BANGKOK, Thailand: There has been much talk about prime minister Anwar Ibrahim being open to PAS joining the ‘unity government’. On face value, the invitation for PAS without the rest of Perikatan Nasional (PN), could be seen as a cheap attempt to drive a wedge between Bersatu and PAS.
Such an offer by Anwar would be read as being insulting to PN, rather than any form of ‘olive branch’, to seek formal or informal talks to seek PAS admission to the ‘unity government’.
However, conceptually the idea could have great merit and assemble what could be seen as the ‘natural government’ of Malaysia. A broad coalition representing the majority of ethnic and ideological interests across the nation would be a good thing.
This was offered to the whole PN just after the last general election, but was rejected strong by Muhyiddin Yassin and Abdul Hadi Awang.
With the 49 seats PAS holds in parliament, the ‘unity government’ would hold a super-majority. The substance of the government would not be much different from what it is now. It is perfectly clear, ‘reformasi’ has been thrown on the scrap heap by Pakatan Harapan (PH), in favour of the daily ad hoc management of government business. Foreign affairs, education, health, and economic policies would not change at all.
The government would be just the same. In fact, Malaysians have already had a taste of government under PAS during Muhyiddin and Ismail Sabi Yaakob’s administrations, not so long ago.

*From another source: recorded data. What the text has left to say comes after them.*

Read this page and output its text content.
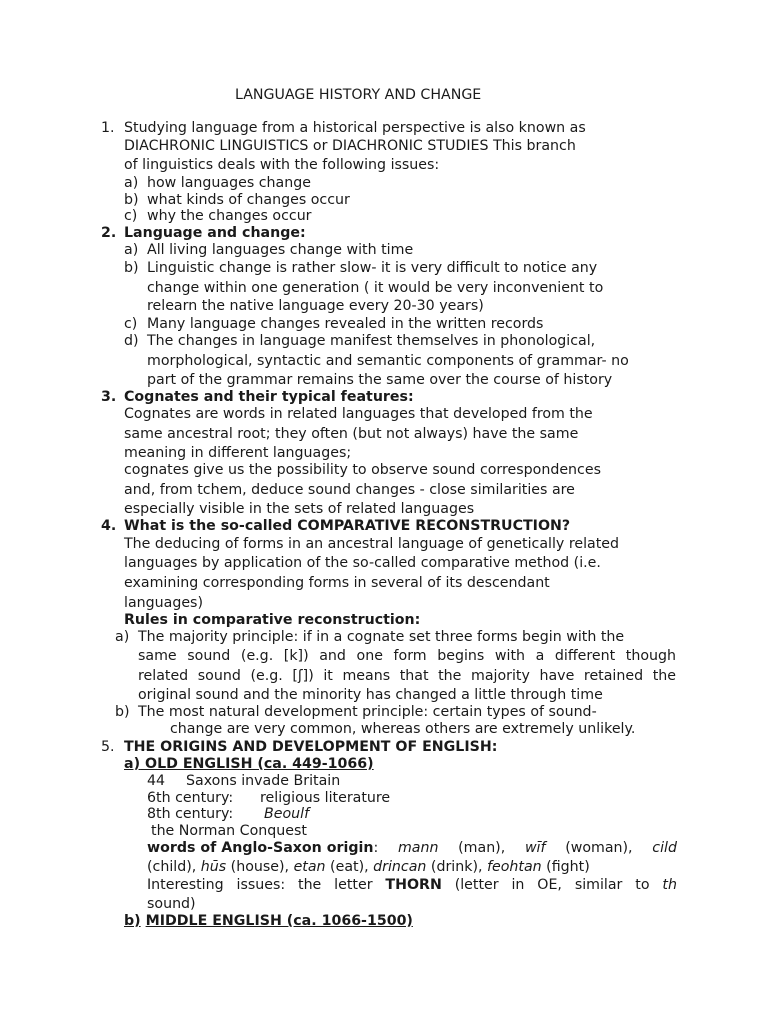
LANGUAGE HISTORY AND CHANGE
1. Studying language from a historical perspective is also known as
DIACHRONIC LINGUISTICS or DIACHRONIC STUDIES This branch
of linguistics deals with the following issues:
a) how languages change
b) what kinds of changes occur
c) why the changes occur
2. Language and change:
a) All living languages change with time
b) Linguistic change is rather slow- it is very difficult to notice any
change within one generation ( it would be very inconvenient to
relearn the native language every 20-30 years)
c) Many language changes revealed in the written records
d) The changes in language manifest themselves in phonological,
morphological, syntactic and semantic components of grammar- no
part of the grammar remains the same over the course of history
3. Cognates and their typical features:
Cognates are words in related languages that developed from the
same ancestral root; they often (but not always) have the same
meaning in different languages;
cognates give us the possibility to observe sound correspondences
and, from tchem, deduce sound changes - close similarities are
especially visible in the sets of related languages
4. What is the so-called COMPARATIVE RECONSTRUCTION?
The deducing of forms in an ancestral language of genetically related
languages by application of the so-called comparative method (i.e.
examining corresponding forms in several of its descendant
languages)
Rules in comparative reconstruction:
a) The majority principle: if in a cognate set three forms begin with the
same sound (e.g. [k]) and one form begins with a different though
related sound (e.g. [ʃ]) it means that the majority have retained the
original sound and the minority has changed a little through time
b) The most natural development principle: certain types of sound-
change are very common, whereas others are extremely unlikely.
5. THE ORIGINS AND DEVELOPMENT OF ENGLISH:
a) OLD ENGLISH (ca. 449-1066)
44 Saxons invade Britain
6th century: religious literature
8th century: Beoulf
the Norman Conquest
words of Anglo-Saxon origin: mann (man), wīf (woman), cild
(child), hūs (house), etan (eat), drincan (drink), feohtan (fight)
Interesting issues: the letter THORN (letter in OE, similar to th
sound)
b) MIDDLE ENGLISH (ca. 1066-1500)
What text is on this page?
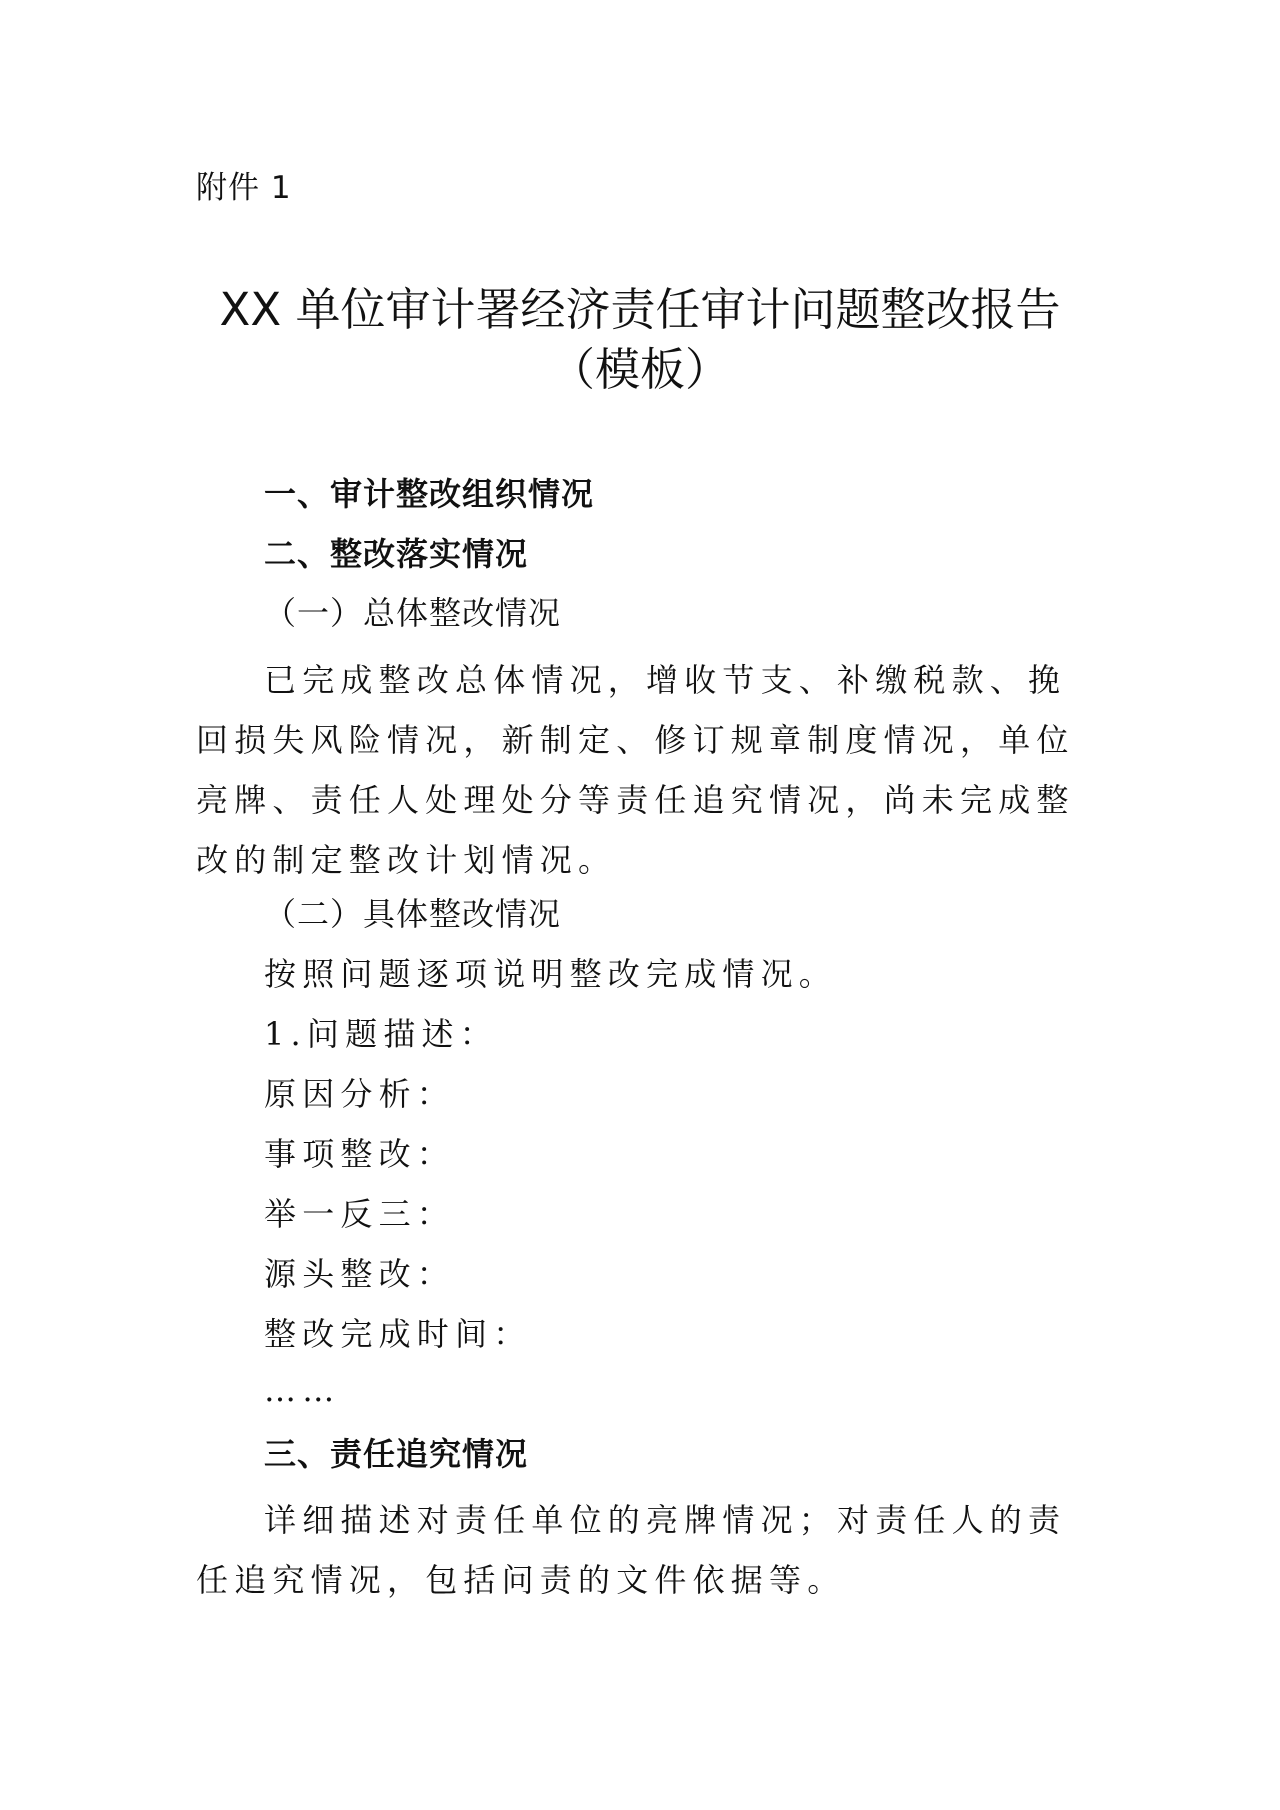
附件 1
XX 单位审计署经济责任审计问题整改报告
（模板）

一、审计整改组织情况

二、整改落实情况

（一）总体整改情况

已完成整改总体情况，增收节支、补缴税款、挽回损失风险情况，新制定、修订规章制度情况，单位亮牌、责任人处理处分等责任追究情况，尚未完成整改的制定整改计划情况。

（二）具体整改情况

按照问题逐项说明整改完成情况。

1.问题描述：

原因分析：

事项整改：

举一反三：

源头整改：

整改完成时间：

……

三、责任追究情况

详细描述对责任单位的亮牌情况；对责任人的责任追究情况，包括问责的文件依据等。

The solution to a massive problem
Malaysia’s biggest political problem is not a clash of ideologies, but a clash of personalities. Political instability has occurred at the federal level since GE14 in 2018, when Mahathir Mohamed became prime minister. Malaysia has had four prime ministers in 5 years. The most changes in leaders in any country within the region, if not the whole world.
If PAS entered the ‘unity government’ for the purpose of maintaining political stability, the political system would be the winner.
Malaysians would be confident knowing what their government really stood for. There would be no illusions that a ‘unity government’ would be one that shared power among the major stakeholders in government.
This would be a back to the future government, something like it was back in the 1980s and 1990s. Only the DAP and PKR would have a seat at the cabinet table after GE16.
However, PN believe very strongly that they can with some realignment of parties from Sabah and Sarawak, form a strong and stable government after GE16.
On the above premise, why should PN, or any party from within PN join the ‘unity government’? In four years, government will be theirs for the taking.
The ‘unity government’ needs PAS more than PAS needs the ‘unity government’. The failure to win over PAS will most probably mean that the current combination of political parties in government will not remain the same after the next general election.
Inviting PAS to join the ‘unity government’ is forward thinking on the part of PH-BN. It’s a strong option for survival. However, PAS will not take the bait, as it can be the dominating party in any coalition after GE16, and have the right to nominate their own prime minister.
The opportunity to get PAS (and PN aboard) passed in November 2022, when the ‘unity government’ was being formed. The ‘unity government’ must now look for a strategy to hold onto government in GE16. Their strategists realize there are few options available.